Riezebos (1974) studied weakly cemented Miocene sands of deposits from

South Limburg, the Netherlands, with the SEM. Secondary quartz was found not

only at grain contacts but also around detrital quartz grains. Overgrowth of

secondary quartz on the larger grain surfaces formed steps and striations. Such

steps and striations were therefore not the result of glacial environments. Douglas and Platt (1977) investigated the surface morphology of quartz and the age of

soils in glacial material from Wisconsin. Quartz in late Pleistocene (Wisconsin)

deposits was only slightly weathered with a mainly broad, flat or conchoidal

breakage surface, and sharp or slightly rounded upturned plates. Quartzes in

sands of Illinoian age showed both sharp and rounded upturned plates. Precipitation of secondary silica had occurred on the quartz grains and a modification of

the surface morphology was the result. Some solution pits were also present.

Corroded surfaces with solution Vs and highly rounded upturned plates were

found to be associated with quartz grains of Kansan age. The rounded forms

were caused by dissolution and precipitation of silica. Flaking was also found,

representing intense chemical weathering.
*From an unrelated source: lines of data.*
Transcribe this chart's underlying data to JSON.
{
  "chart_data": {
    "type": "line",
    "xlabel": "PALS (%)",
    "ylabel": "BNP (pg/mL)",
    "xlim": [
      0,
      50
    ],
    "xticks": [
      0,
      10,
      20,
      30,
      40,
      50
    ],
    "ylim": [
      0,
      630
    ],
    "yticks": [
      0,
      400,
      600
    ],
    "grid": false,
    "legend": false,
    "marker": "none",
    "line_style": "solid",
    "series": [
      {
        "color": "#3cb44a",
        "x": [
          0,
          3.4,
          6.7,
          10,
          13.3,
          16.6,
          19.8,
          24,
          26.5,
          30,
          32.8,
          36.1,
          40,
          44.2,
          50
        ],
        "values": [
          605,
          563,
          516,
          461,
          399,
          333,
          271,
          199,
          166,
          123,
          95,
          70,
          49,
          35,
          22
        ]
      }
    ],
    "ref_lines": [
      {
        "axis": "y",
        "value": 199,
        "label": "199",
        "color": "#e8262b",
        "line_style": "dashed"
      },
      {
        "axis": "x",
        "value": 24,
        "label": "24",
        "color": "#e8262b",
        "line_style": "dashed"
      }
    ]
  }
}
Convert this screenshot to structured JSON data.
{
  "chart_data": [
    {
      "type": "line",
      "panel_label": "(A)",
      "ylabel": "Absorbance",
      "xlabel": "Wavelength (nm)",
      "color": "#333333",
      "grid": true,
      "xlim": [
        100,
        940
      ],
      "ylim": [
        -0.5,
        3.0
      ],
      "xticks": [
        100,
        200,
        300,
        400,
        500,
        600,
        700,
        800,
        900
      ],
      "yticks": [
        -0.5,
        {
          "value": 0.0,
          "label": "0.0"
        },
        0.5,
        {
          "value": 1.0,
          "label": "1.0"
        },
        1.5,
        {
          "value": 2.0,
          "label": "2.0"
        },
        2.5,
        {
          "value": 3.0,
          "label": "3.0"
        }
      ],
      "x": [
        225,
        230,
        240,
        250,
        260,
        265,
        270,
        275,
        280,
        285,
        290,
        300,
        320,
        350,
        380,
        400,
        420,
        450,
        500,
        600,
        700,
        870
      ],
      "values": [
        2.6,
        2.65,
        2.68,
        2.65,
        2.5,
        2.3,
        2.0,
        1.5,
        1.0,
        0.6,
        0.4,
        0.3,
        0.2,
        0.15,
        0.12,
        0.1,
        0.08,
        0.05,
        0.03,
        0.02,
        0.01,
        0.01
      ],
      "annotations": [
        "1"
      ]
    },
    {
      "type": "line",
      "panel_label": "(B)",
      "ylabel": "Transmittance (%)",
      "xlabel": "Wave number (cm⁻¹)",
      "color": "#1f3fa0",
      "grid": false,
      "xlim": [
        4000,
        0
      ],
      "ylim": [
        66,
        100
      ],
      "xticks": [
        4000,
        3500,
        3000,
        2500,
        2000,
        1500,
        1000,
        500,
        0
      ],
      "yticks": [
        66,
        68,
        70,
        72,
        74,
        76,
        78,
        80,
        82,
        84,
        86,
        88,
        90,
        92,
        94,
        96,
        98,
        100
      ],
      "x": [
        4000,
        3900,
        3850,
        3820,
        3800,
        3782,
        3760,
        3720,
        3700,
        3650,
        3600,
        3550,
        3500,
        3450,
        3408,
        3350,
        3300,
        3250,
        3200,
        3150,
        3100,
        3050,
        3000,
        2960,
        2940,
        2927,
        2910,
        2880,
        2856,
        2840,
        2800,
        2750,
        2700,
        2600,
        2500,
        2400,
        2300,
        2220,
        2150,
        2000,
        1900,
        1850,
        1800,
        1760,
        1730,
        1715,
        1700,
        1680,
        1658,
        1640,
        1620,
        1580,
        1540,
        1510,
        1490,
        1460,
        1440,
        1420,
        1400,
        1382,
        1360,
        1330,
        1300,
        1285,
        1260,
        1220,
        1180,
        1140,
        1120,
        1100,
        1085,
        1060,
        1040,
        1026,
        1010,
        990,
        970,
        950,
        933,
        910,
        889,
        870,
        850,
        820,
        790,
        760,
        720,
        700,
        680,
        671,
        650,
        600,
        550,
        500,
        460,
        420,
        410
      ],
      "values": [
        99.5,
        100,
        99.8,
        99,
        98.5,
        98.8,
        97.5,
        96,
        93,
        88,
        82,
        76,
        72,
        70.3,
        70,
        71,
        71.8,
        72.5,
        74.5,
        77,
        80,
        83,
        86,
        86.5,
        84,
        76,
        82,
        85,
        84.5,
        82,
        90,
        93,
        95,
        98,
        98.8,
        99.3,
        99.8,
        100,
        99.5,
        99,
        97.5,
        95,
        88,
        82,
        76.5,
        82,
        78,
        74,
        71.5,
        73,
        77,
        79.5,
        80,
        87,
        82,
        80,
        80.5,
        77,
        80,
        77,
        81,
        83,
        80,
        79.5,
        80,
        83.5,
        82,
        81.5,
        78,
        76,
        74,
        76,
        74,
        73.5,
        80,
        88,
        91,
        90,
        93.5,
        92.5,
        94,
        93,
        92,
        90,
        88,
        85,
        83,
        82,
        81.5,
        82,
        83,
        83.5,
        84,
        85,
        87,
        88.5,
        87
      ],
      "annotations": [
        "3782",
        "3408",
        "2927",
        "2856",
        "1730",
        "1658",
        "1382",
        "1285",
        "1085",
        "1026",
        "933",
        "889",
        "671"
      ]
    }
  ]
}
Moss and Green (1975) pointed out that the concept of deformation sheeting

(i.e., forming plates, steps, etc. on the surface of quartz grains) probably is more

realistic than explanations based on existing cleavages in quartzes. Attention was

also paid to microfractures and the laminae of quartzes between them called

“sheets.” Such a sheet of quartz, usually 2-20 Fm thick, was considered to be



the smallest weathering entity. Microfractures can subdivide the sheet into small-

er particles that are clay sized. In nature, however, quartz is frequently common

in the 2- to 20-pm silt fraction and does not occur in a dominant form in the clay

fraction. It was also pointed out by Moss and Green (1975) that quartz grains can

already be well-rounded when they leave the source rock and that it is therefore

unrealistic to always assume angular particles that gradually become more rounded with increasing maturity. Conversely, angular quartz can often be found in

soils and sediments. Magaldi (1978) indicated that two contradictory interpretations exist, one which cites the more rounded and another that cites the more

angular quartz grains during weathering.

A cathodoluminescent (CL) study of quartz sand grains was made by Tovey

and Krinsley (1980), who pointed out that the common secondary electron (SE)

micrographs (emissive mode micrographs) do reveal surface information on the

quartz grains but no subsurface information as seen in cathodoluminescent micrographs. The surfaces of quartz grains, cross sections of quartzes, etched

grains, and heated quartzes were studied with the SE and CL modes. Cathodoluminescence is significantly affected by slight changes in the chemical composition of the quartz grain, and cracks that are not visible in the SE mode can

often be recognized in the CL mode. Study of the spatial distribution of narrow

and broader dark bands, of dark patches, and of other characteristics in the CL

micrographs, together with information obtained from SE micrographs, allowed

some insight into the various processes which affected the quartz grains.

c. Micas. Scanning electron microscope studies of weathered micas are often

done in combination with nonsubmicroscopic techniques. Jackson and Sridhar

(1974) studied Li exfoliated and freeze-dried phlogopite flakes. Scanning electron micrographs indicated that the osmotic force and swelling created by Li+

resulted in the gliding out of interstratified saponite layers which became twisted

and curled during this process. Saponite was formed from phlogopite with vermiculite as an intermediate. Gliding out of layers only occurred when salt was

removed from the solution and electric double-layer swelling took place in distilled water during the experiments.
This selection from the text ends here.